ZURICH (Reuters) – Consumers are willing to splash out on watches in markets where shops are open, in Asia and also the United States, Swatch Group Chief Executive Nick Hayek told an online media briefing on the watchmaker’s full-year results on Thursday.
“People want to compensate after the crisis is over, they want to spend … they want to have sure values. We see it in mainland China, Macau, Korea, Taiwan, Thailand. The restriction that is blocking us to develop the full power of sales we had before 2020 is of course tourism,” Hayek said.
He was less upbeat on Europe, saying it was repeating last year’s situation and not really learning a lot about how to handle the coronavirus pandemic.

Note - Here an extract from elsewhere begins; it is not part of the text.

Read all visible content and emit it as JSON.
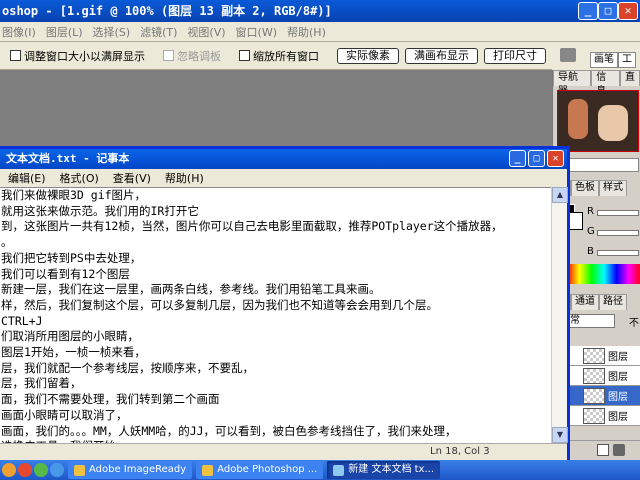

Swatch Group in January posted a net loss of 53 million Swiss francs ($57.34 million) for 2020, its first in decades, as the COVID-19 pandemic shuttered shops and smartwatches made inroads into the market, hitting demand for Swatch plastic watches.
In the group’s annual report published on Thursday, Chairwoman Nayla Hayek said she did not blame the loss “on management mistakes or a change in consumer behaviour, but on the futile policy of total lockdown”.
In a separate statement, the Swiss Watch Federation said the industry’s exports stabilised in February after falling 22% last year. Shipments to the U.S. market and China grew, helped by a favourable comparison base, but volumes in the entry-price segment, to which Swatch Group has significant exposure, fell almost 40%.
Citi analyst Thomas Chauvet said exports had not shown a meaningful improvement yet. He said Swatch Group’s forecast for 2021 sales slightly below 2019 levels was “possibly optimistic given higher store closures at the start of the year, ongoing travel restrictions and slow vaccination programmes”.